Police kill unarmed Black men but armed white gunmen live
7th December 2015 · 0 Comments
By Frederick H. Lowe
NorthStar News Today
Robert Lewis Dear on Friday shot up a Planned Parenthood clinic in Colorado Springs, Colo., killing three people, including a University of Colorado cop, a black Iraq War veteran and a mother during an hours long gun battle. When it was over police took the shooter in custody alive.
Dear, who was armed with an AK47 assault rifle, wasn’t lying on the ground with cops standing over his dead body, kicking him to make sure he was dead.
That’s not what happens with African-American men and boys. Police claiming they feared for their lives shoot and kill unarmed black men and boys.
The list of dead Black men and boys is long. Here are just three: Tamir Rice, a 12-year old who was murdered by Cleveland police while playing with a toy gun in the neighborhood park near his home.

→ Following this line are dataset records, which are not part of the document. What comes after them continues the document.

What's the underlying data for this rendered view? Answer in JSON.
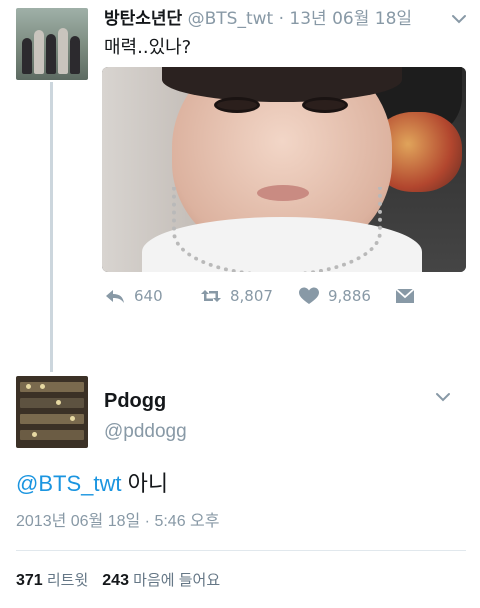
{
  "tweet1": {
    "name": "방탄소년단",
    "handle": "@BTS_twt",
    "separator": " · ",
    "date": "13년 06월 18일",
    "text": "매력..있나?",
    "actions": {
      "reply_count": "640",
      "retweet_count": "8,807",
      "like_count": "9,886"
    }
  },
  "tweet2": {
    "name": "Pdogg",
    "handle": "@pddogg",
    "mention": "@BTS_twt",
    "text": " 아니",
    "timestamp": "2013년 06월 18일 · 5:46 오후",
    "retweets_value": "371",
    "retweets_label": "리트윗",
    "likes_value": "243",
    "likes_label": "마음에 들어요"
  },
  "colors": {
    "accent": "#1b95e0",
    "muted": "#8899a6",
    "text": "#14171a",
    "thread": "#ccd6dd"
  }
}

In March, police shot and killed Anthony Hill, a 27-year-old Air Force veteran, who was naked at the time of his shooting death. Hill, who had served tours of duty in both Iraq and Afghanistan, had been diagnosed with a bipolar disorder, and was likely not taking needed medications.

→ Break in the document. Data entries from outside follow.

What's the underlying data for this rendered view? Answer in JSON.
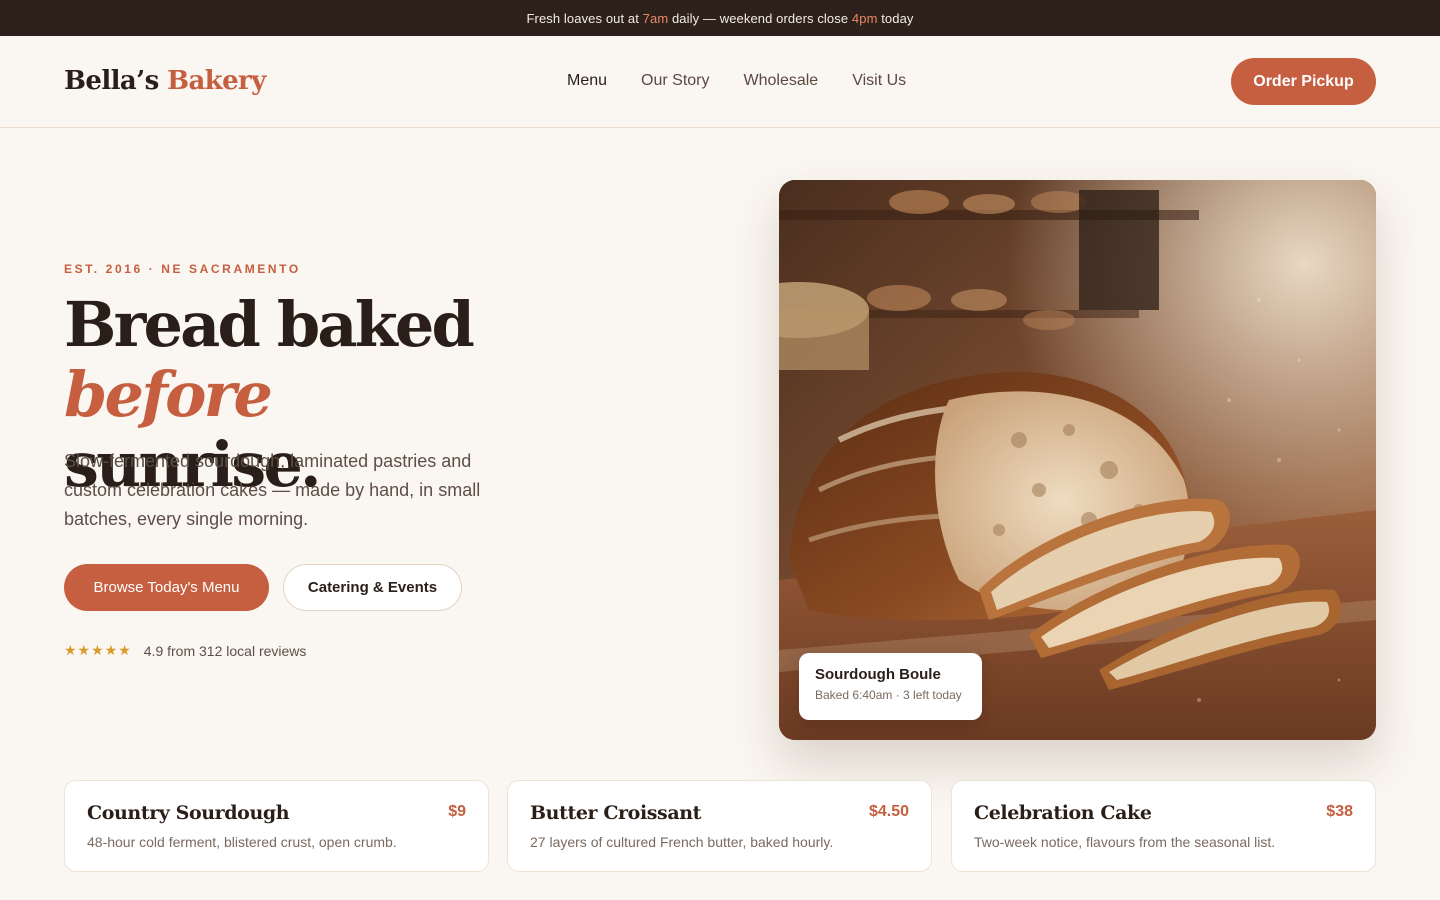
{
  "announcement": {
    "part1": "Fresh loaves out at ",
    "time1": "7am",
    "part2": " daily — weekend orders close ",
    "time2": "4pm",
    "part3": " today"
  },
  "header": {
    "logo_main": "Bella’s ",
    "logo_accent": "Bakery",
    "nav": [
      "Menu",
      "Our Story",
      "Wholesale",
      "Visit Us"
    ],
    "active_nav": "Menu",
    "cta": "Order Pickup"
  },
  "hero": {
    "eyebrow": "EST. 2016 · NE SACRAMENTO",
    "headline_part1": "Bread baked ",
    "headline_em": "before",
    "headline_part2": "sunrise.",
    "subtext": "Slow-fermented sourdough, laminated pastries and custom celebration cakes — made by hand, in small batches, every single morning.",
    "primary_button": "Browse Today's Menu",
    "secondary_button": "Catering & Events",
    "stars": "★★★★★",
    "rating_text": "4.9 from 312 local reviews"
  },
  "feature_image": {
    "card_title": "Sourdough Boule",
    "card_subtitle": "Baked 6:40am · 3 left today"
  },
  "products": [
    {
      "name": "Country Sourdough",
      "price": "$9",
      "description": "48-hour cold ferment, blistered crust, open crumb."
    },
    {
      "name": "Butter Croissant",
      "price": "$4.50",
      "description": "27 layers of cultured French butter, baked hourly."
    },
    {
      "name": "Celebration Cake",
      "price": "$38",
      "description": "Two-week notice, flavours from the seasonal list."
    }
  ],
  "colors": {
    "accent": "#c65f40",
    "topbar_bg": "#2e211b",
    "page_bg": "#faf6f1",
    "star": "#d99a2b"
  }
}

Robert Olsen, a Dekalb (Georgia) police officer, said he shot the unarmed Hill because he started running towards him and ignored orders to stop. Olsen claimed he feared for his life even though Hill was unarmed. Hill served tours of duty in war zone, but he is killed by a cop in the United States.
There’s also an unarmed Walter Scott, who died after being shot multiple times in the back as he ran away from Michael Slager, a North Charleston, S.C., cop. The killing occurred April 4. Slager claimed he felt threatened by the fleeing Scott.
I am convinced white gunmen and white cops subscribe to a particularized tacit code of tolerance. White cops don’t feel threatened when a white a gunman shoots up the town, but a Black man walking down the street with his hands in his pockets — if in fact he is wearing clothes at all — is automatically considered a dangerous threat.